Prognostic factors associated with mortality and major in-hospital complications in patients with bacteremic pneumococcal pneumonia

Population-based study

Jessica A Beatty a,b, Sumit R Majumdar b,c, Gregory J Tyrrell d,e, Thomas J Marrie f, Dean T Eurich a,b,
Editor: Ewa Janczewska
PMCID: PMC5120897  PMID: 27861340

Supplemental Digital Content is available in the text

Keywords: complications, mortality, pneumococcus, pneumonia, prognostic factors

Abstract

Bacteremic pneumococcal pneumonia (BPP) causes considerable mortality and morbidity. We aimed to identify prognostic factors associated with mortality and major in-hospital complications in BPP.

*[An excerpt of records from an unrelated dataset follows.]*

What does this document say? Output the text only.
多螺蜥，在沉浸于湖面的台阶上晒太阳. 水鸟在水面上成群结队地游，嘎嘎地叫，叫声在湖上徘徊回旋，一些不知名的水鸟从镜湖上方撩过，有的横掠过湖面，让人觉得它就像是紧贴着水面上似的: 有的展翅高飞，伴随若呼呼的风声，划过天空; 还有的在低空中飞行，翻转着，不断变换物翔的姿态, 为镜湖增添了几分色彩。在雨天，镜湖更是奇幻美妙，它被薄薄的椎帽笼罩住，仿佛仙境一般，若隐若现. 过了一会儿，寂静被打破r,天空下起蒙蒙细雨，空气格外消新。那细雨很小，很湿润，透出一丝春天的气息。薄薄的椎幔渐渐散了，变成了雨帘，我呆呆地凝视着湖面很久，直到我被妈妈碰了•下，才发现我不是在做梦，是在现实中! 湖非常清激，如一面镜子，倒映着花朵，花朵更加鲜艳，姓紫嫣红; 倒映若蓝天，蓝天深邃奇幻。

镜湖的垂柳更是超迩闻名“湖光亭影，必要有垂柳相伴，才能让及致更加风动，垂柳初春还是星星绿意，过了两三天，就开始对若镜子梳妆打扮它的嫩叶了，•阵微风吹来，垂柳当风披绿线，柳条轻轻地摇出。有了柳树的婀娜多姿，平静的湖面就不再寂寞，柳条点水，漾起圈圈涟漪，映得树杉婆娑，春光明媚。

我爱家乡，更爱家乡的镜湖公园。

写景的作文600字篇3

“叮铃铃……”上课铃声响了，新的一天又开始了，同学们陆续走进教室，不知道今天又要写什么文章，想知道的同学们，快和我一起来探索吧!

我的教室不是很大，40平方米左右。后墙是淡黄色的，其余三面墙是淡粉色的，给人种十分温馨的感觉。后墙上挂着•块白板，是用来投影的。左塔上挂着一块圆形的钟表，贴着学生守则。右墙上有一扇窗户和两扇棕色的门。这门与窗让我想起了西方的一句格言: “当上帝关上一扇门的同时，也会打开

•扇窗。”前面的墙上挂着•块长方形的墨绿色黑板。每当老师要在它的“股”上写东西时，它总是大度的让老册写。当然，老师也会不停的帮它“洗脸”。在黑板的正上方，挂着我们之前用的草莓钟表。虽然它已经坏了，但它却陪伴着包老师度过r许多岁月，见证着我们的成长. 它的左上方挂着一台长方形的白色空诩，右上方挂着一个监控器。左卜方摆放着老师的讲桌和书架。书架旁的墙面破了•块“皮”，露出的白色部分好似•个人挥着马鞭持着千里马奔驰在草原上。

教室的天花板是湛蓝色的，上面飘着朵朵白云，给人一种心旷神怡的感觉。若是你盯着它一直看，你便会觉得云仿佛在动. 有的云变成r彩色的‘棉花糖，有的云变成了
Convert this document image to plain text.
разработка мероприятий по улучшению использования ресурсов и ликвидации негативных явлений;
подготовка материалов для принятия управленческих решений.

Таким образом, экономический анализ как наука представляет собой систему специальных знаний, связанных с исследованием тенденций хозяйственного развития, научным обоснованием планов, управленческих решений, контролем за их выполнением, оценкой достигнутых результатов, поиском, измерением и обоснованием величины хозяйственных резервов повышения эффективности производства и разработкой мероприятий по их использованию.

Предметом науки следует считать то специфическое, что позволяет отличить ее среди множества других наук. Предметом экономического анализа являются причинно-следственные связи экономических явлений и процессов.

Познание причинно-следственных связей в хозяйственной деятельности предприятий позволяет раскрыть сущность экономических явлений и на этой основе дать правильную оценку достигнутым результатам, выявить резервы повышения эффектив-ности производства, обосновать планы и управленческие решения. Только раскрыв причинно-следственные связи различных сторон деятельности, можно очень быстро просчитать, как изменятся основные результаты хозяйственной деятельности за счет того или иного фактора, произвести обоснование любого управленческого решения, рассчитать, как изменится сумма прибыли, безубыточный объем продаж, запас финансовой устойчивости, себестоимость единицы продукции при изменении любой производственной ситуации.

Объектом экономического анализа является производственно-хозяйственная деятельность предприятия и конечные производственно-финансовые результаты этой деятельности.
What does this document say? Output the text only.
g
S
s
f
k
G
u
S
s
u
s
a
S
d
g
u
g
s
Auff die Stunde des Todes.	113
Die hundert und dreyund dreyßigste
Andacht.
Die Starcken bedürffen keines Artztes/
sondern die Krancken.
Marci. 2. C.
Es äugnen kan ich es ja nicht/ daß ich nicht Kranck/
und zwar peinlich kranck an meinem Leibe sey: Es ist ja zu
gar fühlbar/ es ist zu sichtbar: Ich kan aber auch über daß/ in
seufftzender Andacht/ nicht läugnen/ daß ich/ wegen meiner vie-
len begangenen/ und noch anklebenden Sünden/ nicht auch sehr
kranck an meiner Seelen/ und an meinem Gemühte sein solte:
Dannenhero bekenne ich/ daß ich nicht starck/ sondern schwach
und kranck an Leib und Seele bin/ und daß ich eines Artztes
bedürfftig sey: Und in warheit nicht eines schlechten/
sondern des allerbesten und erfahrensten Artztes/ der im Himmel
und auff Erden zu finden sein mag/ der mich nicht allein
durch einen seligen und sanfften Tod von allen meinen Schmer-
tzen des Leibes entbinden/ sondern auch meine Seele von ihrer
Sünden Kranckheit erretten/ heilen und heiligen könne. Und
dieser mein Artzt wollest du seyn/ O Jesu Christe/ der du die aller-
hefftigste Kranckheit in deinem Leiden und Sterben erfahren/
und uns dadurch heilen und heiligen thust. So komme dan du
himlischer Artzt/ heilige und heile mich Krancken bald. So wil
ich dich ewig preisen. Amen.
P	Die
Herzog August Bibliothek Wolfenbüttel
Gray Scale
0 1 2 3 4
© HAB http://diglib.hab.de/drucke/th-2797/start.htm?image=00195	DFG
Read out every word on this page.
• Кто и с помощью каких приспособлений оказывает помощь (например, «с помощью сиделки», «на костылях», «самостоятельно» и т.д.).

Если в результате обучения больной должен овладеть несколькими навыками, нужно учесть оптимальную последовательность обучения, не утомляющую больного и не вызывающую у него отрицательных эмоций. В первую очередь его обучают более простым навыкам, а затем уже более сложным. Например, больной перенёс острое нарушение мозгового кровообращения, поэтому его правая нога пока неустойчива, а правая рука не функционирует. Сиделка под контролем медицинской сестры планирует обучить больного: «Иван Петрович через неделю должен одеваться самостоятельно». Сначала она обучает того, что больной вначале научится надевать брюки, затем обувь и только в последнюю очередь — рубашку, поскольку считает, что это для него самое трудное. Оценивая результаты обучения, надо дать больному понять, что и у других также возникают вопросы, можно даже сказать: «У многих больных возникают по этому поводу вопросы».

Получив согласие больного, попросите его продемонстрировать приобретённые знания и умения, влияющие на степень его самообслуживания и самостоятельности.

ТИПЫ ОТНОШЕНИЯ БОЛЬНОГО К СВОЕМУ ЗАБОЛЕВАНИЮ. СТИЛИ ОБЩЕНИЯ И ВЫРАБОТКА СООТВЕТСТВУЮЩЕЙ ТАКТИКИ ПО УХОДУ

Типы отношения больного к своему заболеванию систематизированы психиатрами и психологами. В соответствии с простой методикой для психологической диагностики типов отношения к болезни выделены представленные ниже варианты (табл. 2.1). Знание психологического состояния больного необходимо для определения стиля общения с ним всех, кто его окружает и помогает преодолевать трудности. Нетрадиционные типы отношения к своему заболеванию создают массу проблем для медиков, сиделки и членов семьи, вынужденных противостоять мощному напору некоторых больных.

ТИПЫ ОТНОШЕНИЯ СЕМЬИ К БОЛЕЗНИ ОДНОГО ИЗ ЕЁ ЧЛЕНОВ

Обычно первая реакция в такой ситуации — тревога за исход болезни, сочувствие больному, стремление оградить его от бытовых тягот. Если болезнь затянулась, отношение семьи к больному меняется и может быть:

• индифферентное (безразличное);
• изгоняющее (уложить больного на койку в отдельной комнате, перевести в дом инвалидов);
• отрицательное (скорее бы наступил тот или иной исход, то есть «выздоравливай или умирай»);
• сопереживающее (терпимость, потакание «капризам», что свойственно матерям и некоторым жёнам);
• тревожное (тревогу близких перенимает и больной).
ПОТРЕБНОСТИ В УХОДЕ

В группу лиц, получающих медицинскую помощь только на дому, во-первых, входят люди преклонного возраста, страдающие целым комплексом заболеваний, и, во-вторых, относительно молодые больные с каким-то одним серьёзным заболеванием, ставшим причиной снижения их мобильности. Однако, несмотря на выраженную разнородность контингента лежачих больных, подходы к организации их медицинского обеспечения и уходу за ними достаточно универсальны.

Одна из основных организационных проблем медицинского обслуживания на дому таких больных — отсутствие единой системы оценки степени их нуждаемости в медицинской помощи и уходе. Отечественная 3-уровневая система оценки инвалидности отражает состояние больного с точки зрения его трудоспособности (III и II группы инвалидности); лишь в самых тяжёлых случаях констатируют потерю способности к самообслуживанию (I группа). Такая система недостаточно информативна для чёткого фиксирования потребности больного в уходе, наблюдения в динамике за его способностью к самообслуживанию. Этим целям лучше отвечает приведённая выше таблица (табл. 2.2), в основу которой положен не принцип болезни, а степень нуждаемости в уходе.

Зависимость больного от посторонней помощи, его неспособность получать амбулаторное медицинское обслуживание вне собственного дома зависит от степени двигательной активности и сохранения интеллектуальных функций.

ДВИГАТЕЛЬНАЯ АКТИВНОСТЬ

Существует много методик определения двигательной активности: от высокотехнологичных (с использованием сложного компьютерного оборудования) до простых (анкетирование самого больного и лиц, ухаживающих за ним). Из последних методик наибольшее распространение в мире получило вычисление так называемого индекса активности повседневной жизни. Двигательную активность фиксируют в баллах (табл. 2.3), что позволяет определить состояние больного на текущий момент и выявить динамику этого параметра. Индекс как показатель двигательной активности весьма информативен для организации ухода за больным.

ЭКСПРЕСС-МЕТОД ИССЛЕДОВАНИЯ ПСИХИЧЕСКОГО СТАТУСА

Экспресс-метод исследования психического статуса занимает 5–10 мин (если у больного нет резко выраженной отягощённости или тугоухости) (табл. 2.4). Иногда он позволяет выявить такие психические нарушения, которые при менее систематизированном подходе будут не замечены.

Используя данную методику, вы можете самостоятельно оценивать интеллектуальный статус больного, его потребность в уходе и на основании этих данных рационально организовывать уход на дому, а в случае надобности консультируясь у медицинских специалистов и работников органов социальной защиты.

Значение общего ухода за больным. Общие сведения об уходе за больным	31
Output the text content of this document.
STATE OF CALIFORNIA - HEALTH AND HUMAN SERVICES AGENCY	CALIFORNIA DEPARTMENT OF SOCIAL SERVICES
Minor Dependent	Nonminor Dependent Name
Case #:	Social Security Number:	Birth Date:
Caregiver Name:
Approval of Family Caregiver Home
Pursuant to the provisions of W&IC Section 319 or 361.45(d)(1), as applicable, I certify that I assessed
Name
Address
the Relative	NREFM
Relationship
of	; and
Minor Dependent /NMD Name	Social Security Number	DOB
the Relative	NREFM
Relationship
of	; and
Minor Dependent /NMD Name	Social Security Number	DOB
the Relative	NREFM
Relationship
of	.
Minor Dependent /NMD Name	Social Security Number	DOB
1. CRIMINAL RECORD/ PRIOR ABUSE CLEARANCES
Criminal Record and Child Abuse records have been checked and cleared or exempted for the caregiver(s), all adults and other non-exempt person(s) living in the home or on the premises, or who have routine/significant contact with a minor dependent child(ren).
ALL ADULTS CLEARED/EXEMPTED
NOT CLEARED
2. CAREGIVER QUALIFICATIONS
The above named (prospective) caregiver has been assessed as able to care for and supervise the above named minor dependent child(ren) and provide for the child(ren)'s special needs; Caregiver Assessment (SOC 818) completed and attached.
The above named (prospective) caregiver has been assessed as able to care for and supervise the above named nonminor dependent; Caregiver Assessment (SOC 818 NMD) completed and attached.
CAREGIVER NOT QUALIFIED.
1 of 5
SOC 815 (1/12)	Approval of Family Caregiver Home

A prospective, population-based clinical registry of 1636 hospitalized adult patients (≥18 years) with BPP was established between 2000 and 2010 in Northern Alberta, Canada. Prognostic factors for mortality and major in-hospital complications (e.g., cardiac events, mechanical ventilation, aspiration) were evaluated using multivariable logistic regression.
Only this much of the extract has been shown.